The Building Team designed small nooks furnished with whiteboards, tables, and chairs throughout the atrium to provide additional opportunity for researchers to meet and bounce ideas off one another.
Having flexible, modular labs was critical to the mission of the institute, since the size and nature of research teams would fluctuate as new ideas and cross-discipline relationships are realized.
The open labs and lab support areas are 11-foot modules with movable casework. Each module has easy access to the main utility shafts, from which all basic utilities can be extended without excessive labor and cost. The modules have dedicated HVAC controls, allowing researchers to create isolated bio-containment and clean room labs as needed.
"We tried to strike a balance between having no flexibility at all and having utility hookups at every possible location, which you just can't afford to do," says Lord.
The rampant growth of nanotechnology research has placed a whole new set of requirements on lab designers. Building Teams must design and build facilities that are conducive to testing at the nanometer scale (a billionth of a meter, or about one hundred thousandth the width of a human hair), where even the slightest vibration or fluctuation in electrical charge can disturb and even destroy test results.
At Building A, the team took extensive measures to reduce structural vibration and eliminate all electromagnetic interference.
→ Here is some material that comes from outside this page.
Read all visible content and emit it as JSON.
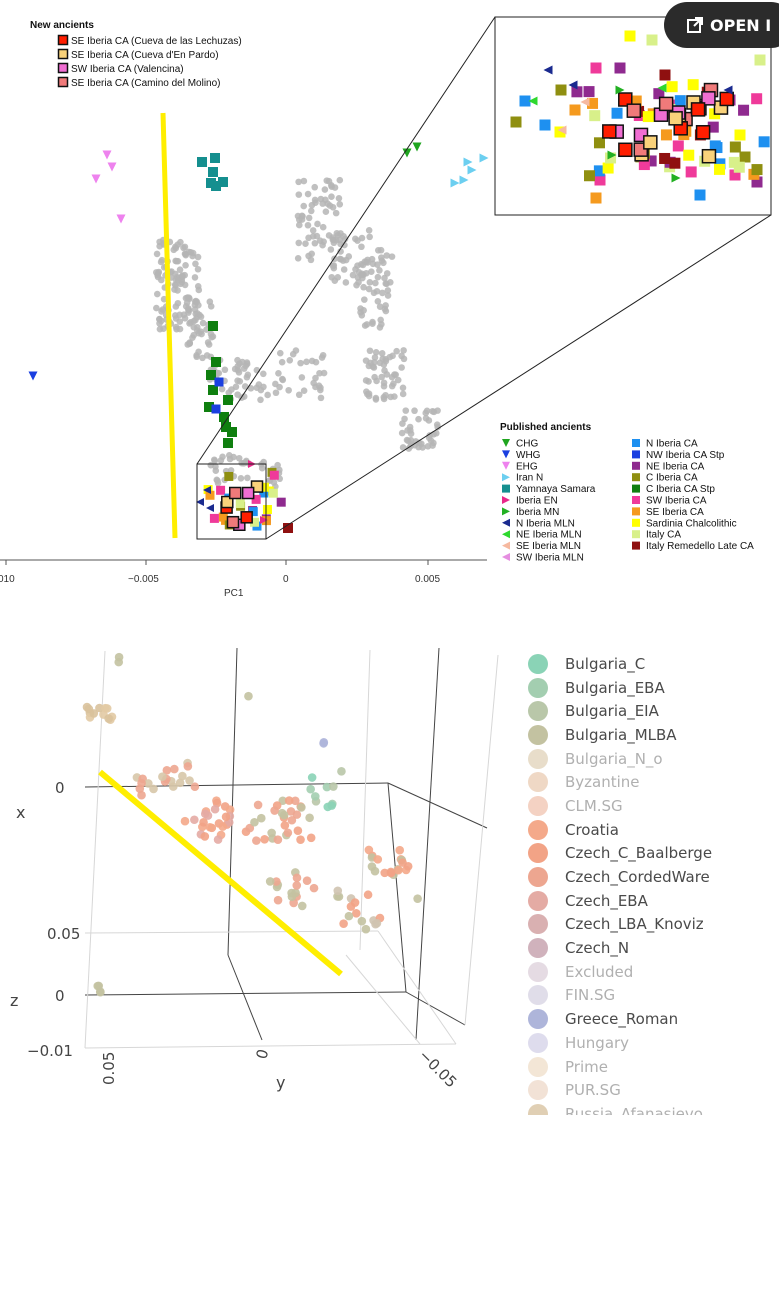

Structural engineer Paragon Structural Design, Phoenix, and consultant Colin Gordon and Associates, San Bruno, Calif., devised a "beefed-up" structural system that would reduce vibration to the greatest extent possible, says Lord.
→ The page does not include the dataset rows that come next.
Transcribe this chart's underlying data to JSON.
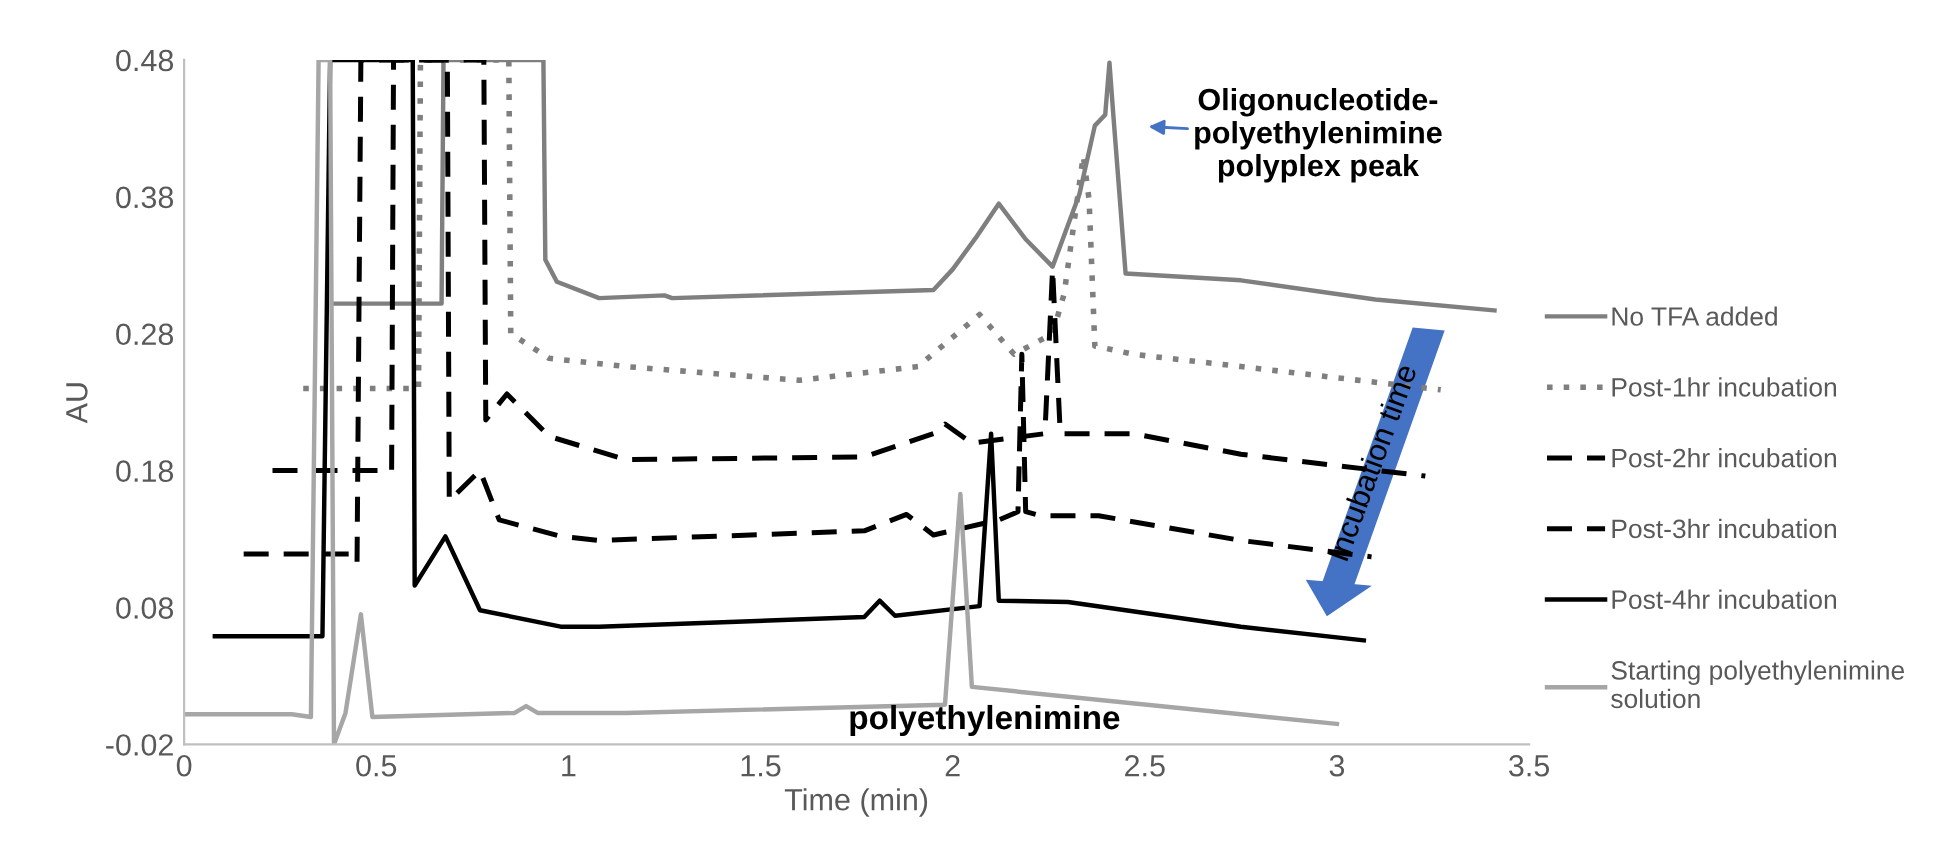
{
  "chart_data": {
    "type": "line",
    "xlabel": "Time (min)",
    "ylabel": "AU",
    "xlim": [
      0,
      3.5
    ],
    "xticks": [
      0,
      0.5,
      1,
      1.5,
      2,
      2.5,
      3,
      3.5
    ],
    "ylim": [
      -0.02,
      0.48
    ],
    "yticks": [
      -0.02,
      0.08,
      0.18,
      0.28,
      0.38,
      0.48
    ],
    "grid": false,
    "legend": "right",
    "marker": "none",
    "annotations": [
      "Oligonucleotide-\npolyethylenimine\npolyplex peak",
      "polyethylenimine",
      "Incubation time"
    ],
    "series": [
      {
        "name": "No TFA added",
        "color": "#7f7f7f",
        "line_style": "solid",
        "x": [
          0.39,
          0.67,
          0.675,
          0.935,
          0.94,
          0.97,
          1.08,
          1.25,
          1.27,
          1.95,
          2.0,
          2.06,
          2.12,
          2.19,
          2.26,
          2.33,
          2.37,
          2.397,
          2.408,
          2.418,
          2.45,
          2.75,
          3.1,
          3.41
        ],
        "values": [
          0.302,
          0.302,
          0.48,
          0.48,
          0.334,
          0.318,
          0.306,
          0.308,
          0.306,
          0.312,
          0.327,
          0.35,
          0.375,
          0.349,
          0.329,
          0.382,
          0.432,
          0.44,
          0.478,
          0.44,
          0.324,
          0.319,
          0.305,
          0.297
        ]
      },
      {
        "name": "Post-1hr incubation",
        "color": "#7f7f7f",
        "line_style": "dotted",
        "x": [
          0.31,
          0.61,
          0.615,
          0.845,
          0.85,
          0.95,
          1.15,
          1.6,
          1.91,
          2.07,
          2.16,
          2.26,
          2.29,
          2.34,
          2.355,
          2.37,
          2.47,
          2.75,
          3.27
        ],
        "values": [
          0.24,
          0.24,
          0.48,
          0.48,
          0.28,
          0.262,
          0.256,
          0.246,
          0.256,
          0.294,
          0.265,
          0.28,
          0.309,
          0.41,
          0.378,
          0.271,
          0.265,
          0.256,
          0.239
        ]
      },
      {
        "name": "Post-2hr incubation",
        "color": "#000000",
        "line_style": "dashed",
        "x": [
          0.23,
          0.54,
          0.545,
          0.78,
          0.785,
          0.84,
          0.95,
          1.15,
          1.77,
          1.95,
          1.98,
          2.05,
          2.24,
          2.26,
          2.28,
          2.47,
          2.75,
          3.23
        ],
        "values": [
          0.18,
          0.18,
          0.48,
          0.48,
          0.217,
          0.236,
          0.205,
          0.188,
          0.19,
          0.207,
          0.214,
          0.2,
          0.207,
          0.327,
          0.207,
          0.207,
          0.192,
          0.176
        ]
      },
      {
        "name": "Post-3hr incubation",
        "color": "#000000",
        "line_style": "dashed",
        "x": [
          0.155,
          0.43,
          0.45,
          0.46,
          0.685,
          0.69,
          0.77,
          0.82,
          0.98,
          1.08,
          1.77,
          1.88,
          1.95,
          2.12,
          2.17,
          2.18,
          2.19,
          2.23,
          2.38,
          2.75,
          3.09
        ],
        "values": [
          0.119,
          0.119,
          0.112,
          0.48,
          0.48,
          0.158,
          0.18,
          0.144,
          0.132,
          0.129,
          0.136,
          0.148,
          0.133,
          0.144,
          0.15,
          0.265,
          0.15,
          0.147,
          0.147,
          0.129,
          0.117
        ]
      },
      {
        "name": "Post-4hr incubation",
        "color": "#000000",
        "line_style": "solid",
        "x": [
          0.08,
          0.36,
          0.38,
          0.595,
          0.6,
          0.68,
          0.77,
          0.98,
          1.08,
          1.77,
          1.81,
          1.85,
          2.07,
          2.1,
          2.12,
          2.3,
          2.75,
          3.07
        ],
        "values": [
          0.059,
          0.059,
          0.48,
          0.48,
          0.096,
          0.132,
          0.078,
          0.066,
          0.066,
          0.073,
          0.085,
          0.074,
          0.081,
          0.207,
          0.085,
          0.084,
          0.066,
          0.056
        ]
      },
      {
        "name": "Starting polyethylenimine solution",
        "color": "#a6a6a6",
        "line_style": "solid",
        "x": [
          0.0,
          0.28,
          0.33,
          0.35,
          0.38,
          0.39,
          0.42,
          0.46,
          0.49,
          0.86,
          0.89,
          0.92,
          1.15,
          1.98,
          2.02,
          2.05,
          2.75,
          3.0
        ],
        "values": [
          0.002,
          0.002,
          0.0,
          0.48,
          0.48,
          -0.02,
          0.003,
          0.075,
          0.0,
          0.003,
          0.008,
          0.003,
          0.003,
          0.009,
          0.163,
          0.022,
          0.002,
          -0.005
        ]
      }
    ]
  }
}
All concrete floor slabs were poured thicker than normal (18 inches on the first floor, 16 inches on the second and third levels); an additional row of columns was added to the first level to stiffen the structure. Mechanical equipment and electrical transformers were mounted on vibration-isolated pads, and HVAC duct and piping was distributed via an interstitial level.
The team hired Springfield, Va.-based Vitatech Engineering to come up with a plan to eliminate electromagnetic interference in the building. The solution involved re-routing all major electrical runs around the sensitive areas. Wood studs were used in parts of the nanotech research areas to eliminate as much metal as possible, and fiberglass reinforcement was specified in lieu of steel rebar for the floor slabs.
Vitatech tried to eliminate all sources of EMI, including a slight direct-current charge created as the building's south elevator cab rides up and down the rails. The solution: Line the elevator shaft with 1/2-inch-thick, low-carbon steel. The result is an EMI level that is as low as any place in the country, says Lord.
So far, the institute has lived up to the lofty goals set forth by Poste and his 14-member research leadership team.
New grants were up 121% last year, far exceeding the institute's initial benchmark of 25% growth. The total number of research centers grew from eight to 12 last year, and patent applications pending increased 268%, from 81 in 2004 to nearly 300 in 2005. The institute had another stellar year on the recruiting front, taking in 24 new faculty members, and the number of researchers overseeing grants increased 59%, from 44 to 70.
Finally, three biotech start-up companies were formed as a result of research conducted and relationships established at the institute, including an entity dedicated to commercializing diagnostic testing for breast cancer that was named the start-up of the year by the BioIndustry Association.
If these are any sign of things come, the Biodesign Institute may very well become the country's next great biotech center.